- Mowai Location in Punjab, India Mowai Mowai (India)
- Coordinates: 31°03′56″N 75°40′29″E﻿ / ﻿31.0656584°N 75.6748472°E
- Country: India
- State: Punjab
- District: Jalandhar

Government
- • Type: Panchayat raj
- • Body: Gram panchayat
- Elevation: 240 m (790 ft)

Population (2011)
- • Total: 831
- Sex ratio 418/413 ♂/♀

Languages
- • Official: Punjabi
- Time zone: UTC+5:30 (IST)
- PIN: 144036
- ISO 3166 code: IN-PB
- Vehicle registration: PB- 08
- Website: jalandhar.nic.in

= Mowai =

Mowai is a village in Jalandhar district of Punjab State, India. It is located 13 km from Phillaur, 45 km from district headquarter Jalandhar and 124 km from state capital Chandigarh. The village is administrated by a sarpanch who is an elected representative of village as per Panchayati raj (India).

== Demography ==
According to the report published by Census India in 2011, Mowai has a total number of 189 houses and population of 831 of which include 418 males and 413 females. Literacy rate of Mowai is 72.32%, lower than state average of 75.84%. The population of children under the age of 6 years is 58 which is 6.98% of total population of Mowai, and child sex ratio is approximately 933 higher than state average of 846.

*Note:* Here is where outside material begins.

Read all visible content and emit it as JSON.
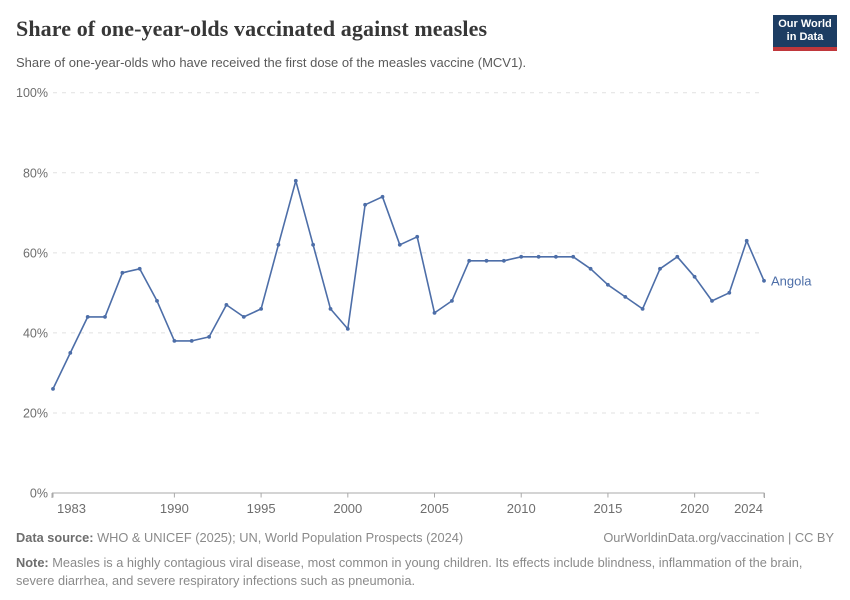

Most of the people are from Schedule Caste which constitutes 34.66% of total population in Mowai. The town does not have any Schedule Tribe population so far.

As per census 2011, 277 people were engaged in work activities out of the total population of Mowai which includes 239 males and 38 females. According to census survey report 2011, 86.64% workers describe their work as main work and 13.36% workers are involved in marginal activity providing livelihood for less than 6 months.

== Transport ==
Bilga railway station is the nearest train station at only 1.5 km. And second Partabpura railway station is the nearest train station however, Phillaur Junction train station is 12.8 km away from the village. The village is 44 km away from domestic airport in Ludhiana and the nearest international airport is located in Chandigarh. Sri Guru Ram Dass Jee International Airport is the second nearest airport which is 138 km away in Amritsar. Mowai has its own small bus stand from where you can take direct busses to Delhi and other cities.